Ulnar Nerve and Golfers Elbow Pain

Ulnar nerve entrapment is a common and often overlooked problem with wrist pain and or elbow pain. The issue of ulnar entrapment often fall through cracks in healthcare.  The cases that are missed can sometimes result in surgical cases that could have been avoided and easily addressed with specialized manual therapy.

Ulnar nerve entrapment is effectively detected with a manual soft tissue specialization like Active Release Techniques.  X-Rays, or MRI’s and nerve conduction studies don’t reveal the nature of the problem.  Finding the site where the ulnar nerve does not move freely relative to it’s surrounding tissue requires a therapist to have the knowledge-base and experience to detect the problem.

Once the problem is effectivly detected with the hands of the therapist, proper mobilization of the nerve with emphasis on breaking up the adhesion that causes the entrapment is key.  This differs from the conventional nerve mobilization techniques that “floss” or mobilize the nerve with stretching it back and forth.  The additional step of addresses the adhesion can make a dramatic difference is results.

The following is an example of a common case of ulnar nerve entrapment:

Subjective:
A 42-year-old heavy equipment operator reports chronic elbow and wrist pain.  The onset of pain began after long hours working on a new machine that had a new layout of the hand controls.  He has been dealing with this issue for approximately three months.  He sought an orthopedic and medical evaluation for the condition.  A golfer’s elbow diagnosis was made and several weeks of physical therapy and an elbow strap was recommended to alleviate symptoms.

Where does it hurt?
He draws his finger along the ulnar side of his proximal elbow and wrist.

Do any motions make it worse or better?
He identifies that it is uncomfortable for him to straighten his arm.

Do you every have any type of numbness, if so where?
He indicates that his 3rd and 4th fingers is currently numb which is worsened with leaning on a chair armrest

Benchmarks Identified for Treatment
Immediate reduction in symptoms of numbness.
Decrease in symptom onset with leaning on armrest of a chair.

The Objective Checklist:

  • Palpation of passive qualities of elbow extension, flexion pronation and supination.
  • Palpation of passive qualities of wrist, extension, flexion, pronation and supination.
  • Observation of active qualities such as grip in elbow flexion and extension, pronation and supination.

Assessment:
Palpation of relative motion of tissue.  Noted restricted relative motion of multiple structures including medial septum, brachialis, tricep, fcu, pronator teres, pronator quadratus.  Multiple sites of ulnar nerve entrapment most distinctive at the pronator quadratus and distal FCU (Flexor Carpi Ulnaris).

The Treatment:
Protocols to decrease tissue texture and tension consistent with adhesion to restore tissue relative motion.

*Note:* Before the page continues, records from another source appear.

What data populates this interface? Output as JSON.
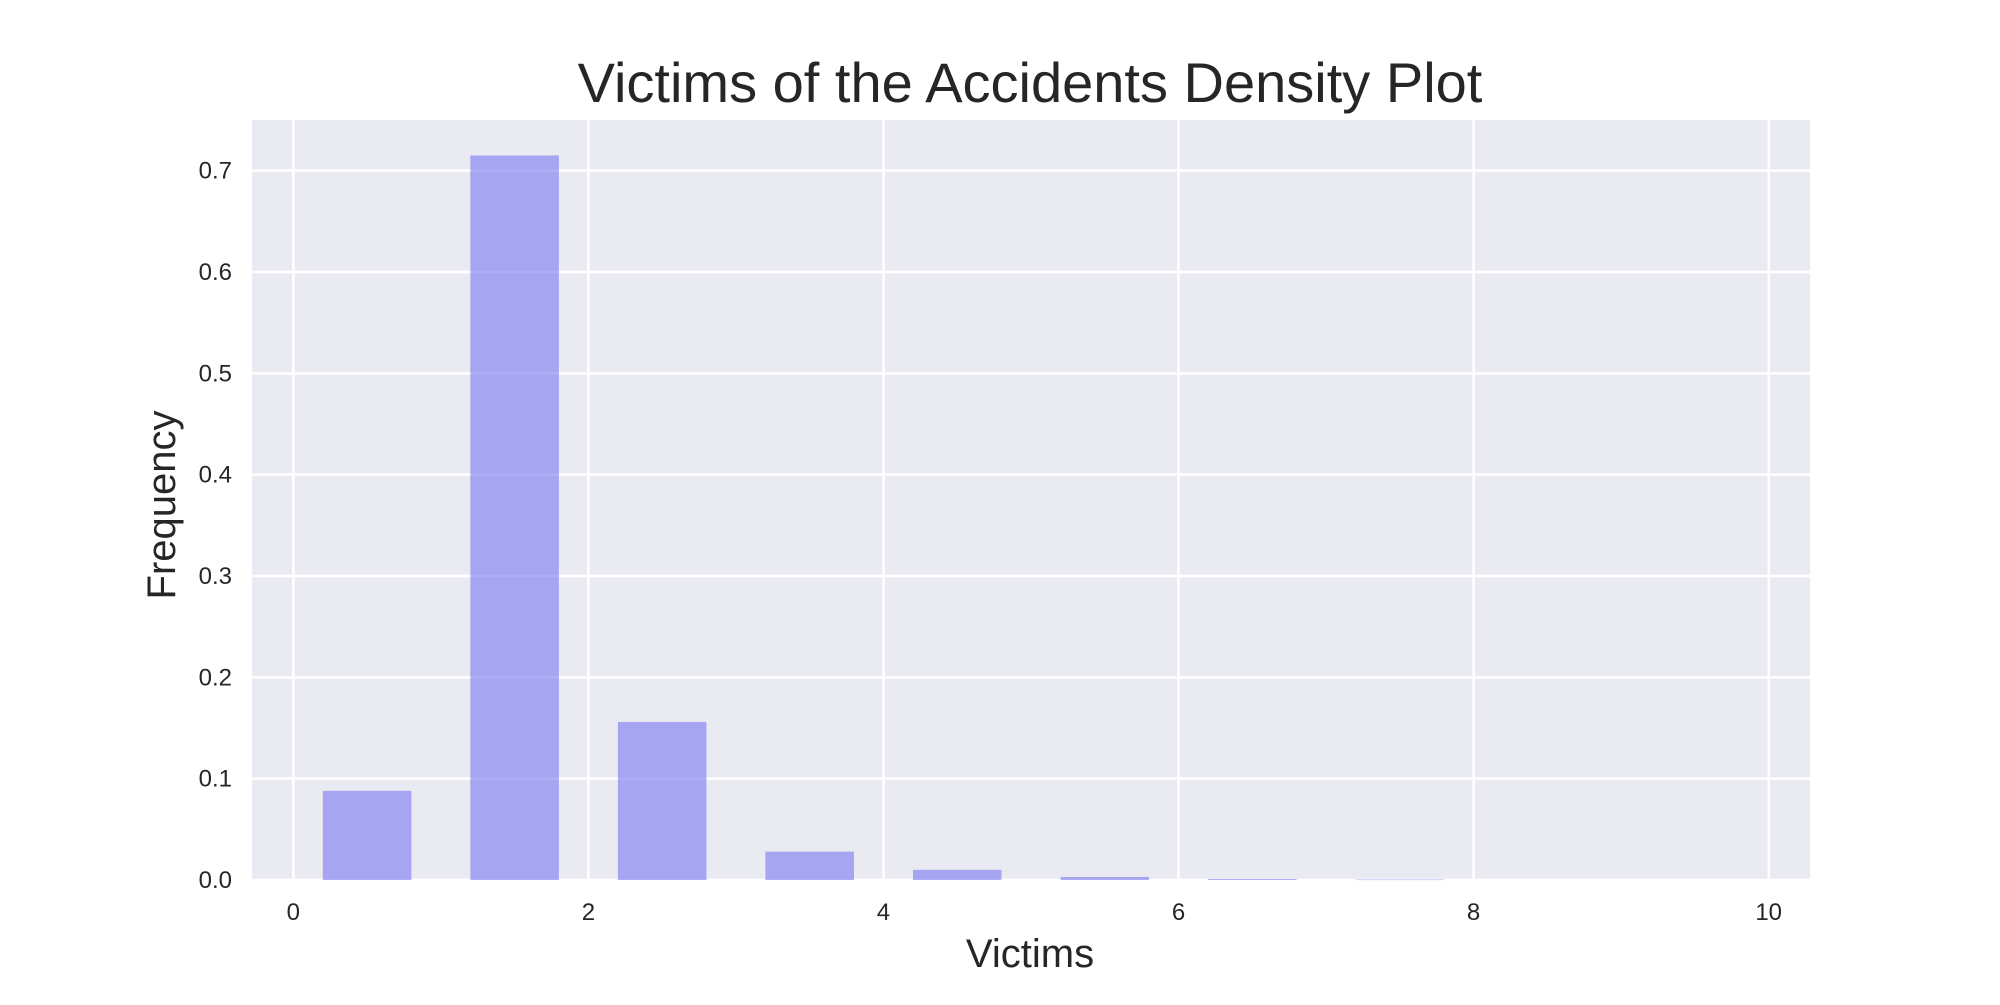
{
  "chart_data": {
    "type": "bar",
    "title": "Victims of the Accidents Density Plot",
    "xlabel": "Victims",
    "ylabel": "Frequency",
    "xlim": [
      -0.28,
      10.28
    ],
    "ylim": [
      0,
      0.75
    ],
    "xticks": [
      "0",
      "2",
      "4",
      "6",
      "8",
      "10"
    ],
    "xtick_values": [
      0,
      2,
      4,
      6,
      8,
      10
    ],
    "yticks": [
      "0.0",
      "0.1",
      "0.2",
      "0.3",
      "0.4",
      "0.5",
      "0.6",
      "0.7"
    ],
    "ytick_values": [
      0.0,
      0.1,
      0.2,
      0.3,
      0.4,
      0.5,
      0.6,
      0.7
    ],
    "grid": true,
    "bars": [
      {
        "x0": 0.2,
        "x1": 0.8,
        "value": 0.088
      },
      {
        "x0": 1.2,
        "x1": 1.8,
        "value": 0.715
      },
      {
        "x0": 2.2,
        "x1": 2.8,
        "value": 0.156
      },
      {
        "x0": 3.2,
        "x1": 3.8,
        "value": 0.028
      },
      {
        "x0": 4.2,
        "x1": 4.8,
        "value": 0.01
      },
      {
        "x0": 5.2,
        "x1": 5.8,
        "value": 0.003
      },
      {
        "x0": 6.2,
        "x1": 6.8,
        "value": 0.001
      },
      {
        "x0": 7.2,
        "x1": 7.8,
        "value": 0.0005
      }
    ],
    "colors": {
      "bar": "#7b7bf0",
      "plot_background": "#eaeaf2",
      "grid": "#ffffff",
      "text": "#262626"
    }
  }
}
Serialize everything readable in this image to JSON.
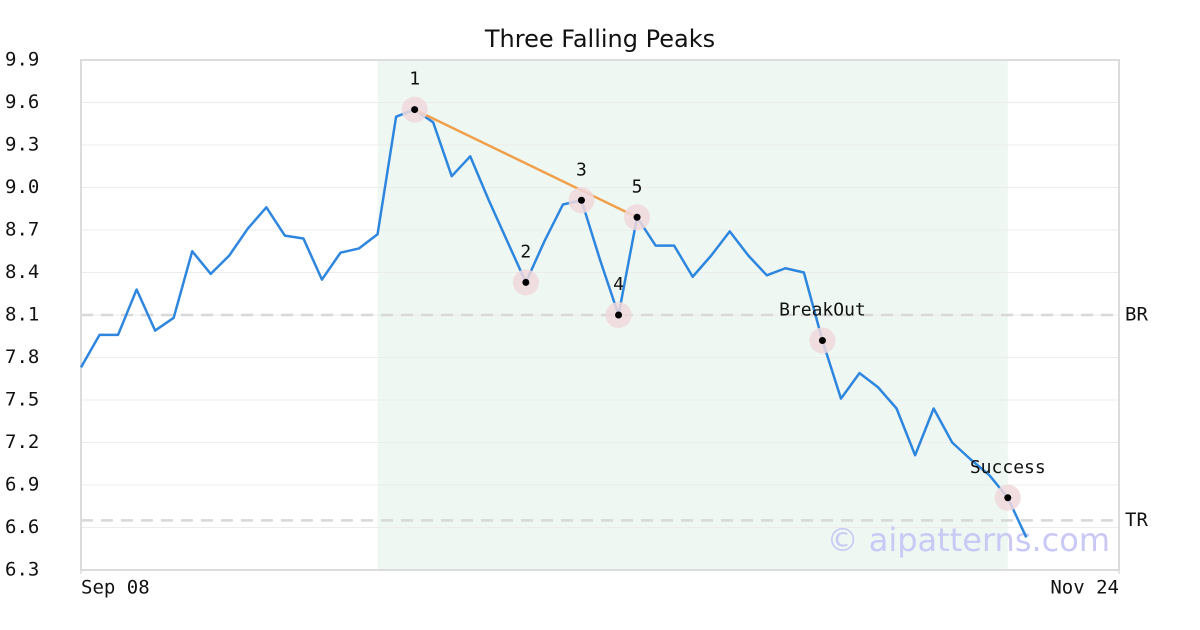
{
  "chart_data": {
    "type": "line",
    "title": "Three Falling Peaks",
    "xlim": [
      0,
      56
    ],
    "xticks": [
      {
        "value": 0,
        "label": "Sep 08"
      },
      {
        "value": 56,
        "label": "Nov 24"
      }
    ],
    "ylim": [
      6.3,
      9.9
    ],
    "yticks": [
      6.3,
      6.6,
      6.9,
      7.2,
      7.5,
      7.8,
      8.1,
      8.4,
      8.7,
      {
        "value": 9,
        "label": "9.0"
      },
      9.3,
      9.6,
      9.9
    ],
    "grid": true,
    "x": [
      0,
      1,
      2,
      3,
      4,
      5,
      6,
      7,
      8,
      9,
      10,
      11,
      12,
      13,
      14,
      15,
      16,
      17,
      18,
      19,
      20,
      21,
      22,
      23,
      24,
      25,
      26,
      27,
      28,
      29,
      30,
      31,
      32,
      33,
      34,
      35,
      36,
      37,
      38,
      39,
      40,
      41,
      42,
      43,
      44,
      45,
      46,
      47,
      48,
      49,
      50,
      51
    ],
    "series": [
      {
        "color": "#2e86de",
        "values": [
          7.73,
          7.96,
          7.96,
          8.28,
          7.99,
          8.08,
          8.55,
          8.39,
          8.52,
          8.71,
          8.86,
          8.66,
          8.64,
          8.35,
          8.54,
          8.57,
          8.67,
          9.5,
          9.55,
          9.46,
          9.08,
          9.22,
          8.91,
          8.62,
          8.33,
          8.62,
          8.88,
          8.91,
          8.49,
          8.1,
          8.79,
          8.59,
          8.59,
          8.37,
          8.52,
          8.69,
          8.52,
          8.38,
          8.43,
          8.4,
          7.92,
          7.51,
          7.69,
          7.59,
          7.44,
          7.11,
          7.44,
          7.2,
          7.08,
          6.97,
          6.81,
          6.53
        ]
      }
    ],
    "highlight": {
      "x": [
        16,
        50
      ],
      "color": "#eef7f2"
    },
    "annotations": [
      {
        "label": "1",
        "x": 18,
        "y": 9.55
      },
      {
        "label": "2",
        "x": 24,
        "y": 8.33
      },
      {
        "label": "3",
        "x": 27,
        "y": 8.91
      },
      {
        "label": "4",
        "x": 29,
        "y": 8.1
      },
      {
        "label": "5",
        "x": 30,
        "y": 8.79
      },
      {
        "label": "BreakOut",
        "x": 40,
        "y": 7.92
      },
      {
        "label": "Success",
        "x": 50,
        "y": 6.81
      }
    ],
    "trendline": {
      "color": "#f0a04b",
      "x": [
        18,
        30
      ],
      "y": [
        9.55,
        8.79
      ]
    },
    "levels": [
      {
        "label": "BR",
        "value": 8.1
      },
      {
        "label": "TR",
        "value": 6.65
      }
    ],
    "watermark": "© aipatterns.com"
  }
}
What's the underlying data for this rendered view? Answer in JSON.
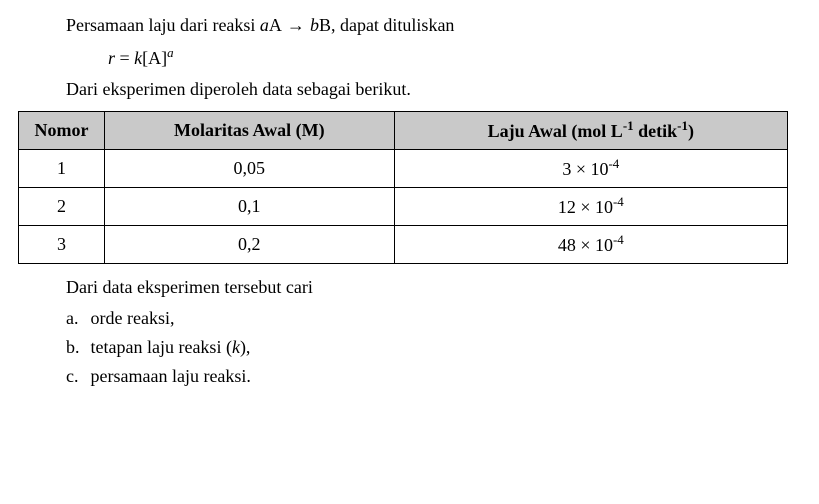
{
  "intro": {
    "line1_pre": "Persamaan laju dari reaksi ",
    "line1_a": "a",
    "line1_A": "A",
    "line1_arrow": " → ",
    "line1_b": "b",
    "line1_B": "B",
    "line1_post": ", dapat dituliskan",
    "eq_r": "r",
    "eq_eq": " = ",
    "eq_k": "k",
    "eq_open": "[",
    "eq_A": "A",
    "eq_close": "]",
    "eq_exp": "a",
    "line3": "Dari eksperimen diperoleh data sebagai berikut."
  },
  "table": {
    "header": {
      "nomor": "Nomor",
      "molaritas": "Molaritas Awal (M)",
      "laju_pre": "Laju Awal (mol L",
      "laju_sup1": "-1",
      "laju_mid": " detik",
      "laju_sup2": "-1",
      "laju_post": ")"
    },
    "col_widths": {
      "nomor": 86,
      "mol": 290,
      "laju": 394
    },
    "header_bg": "#c9c9c9",
    "border_color": "#000000",
    "rows": [
      {
        "n": "1",
        "m": "0,05",
        "coef": "3",
        "exp": "-4"
      },
      {
        "n": "2",
        "m": "0,1",
        "coef": "12",
        "exp": "-4"
      },
      {
        "n": "3",
        "m": "0,2",
        "coef": "48",
        "exp": "-4"
      }
    ]
  },
  "tasks": {
    "lead": "Dari data eksperimen tersebut cari",
    "items": [
      {
        "label": "a.",
        "text": "orde reaksi,"
      },
      {
        "label": "b.",
        "text_pre": "tetapan laju reaksi (",
        "text_it": "k",
        "text_post": "),"
      },
      {
        "label": "c.",
        "text": "persamaan laju reaksi."
      }
    ]
  }
}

Ulnar long tract protocols at the site of restricted relative motion of soft tissues.

Treatment Results:

  • Immediate reduction in symptoms of numbness.
  • Arm straightening was described as comfortable
  • 10 minutes after treatment fingers were no longer numb.
  • A sustained testing of leaning on the elbow provoked no symptoms

Next Visit:

  • Expect report in follow-up visit on the benchmark of leaning on a chair armrest and symptoms of grip and straightening the arm.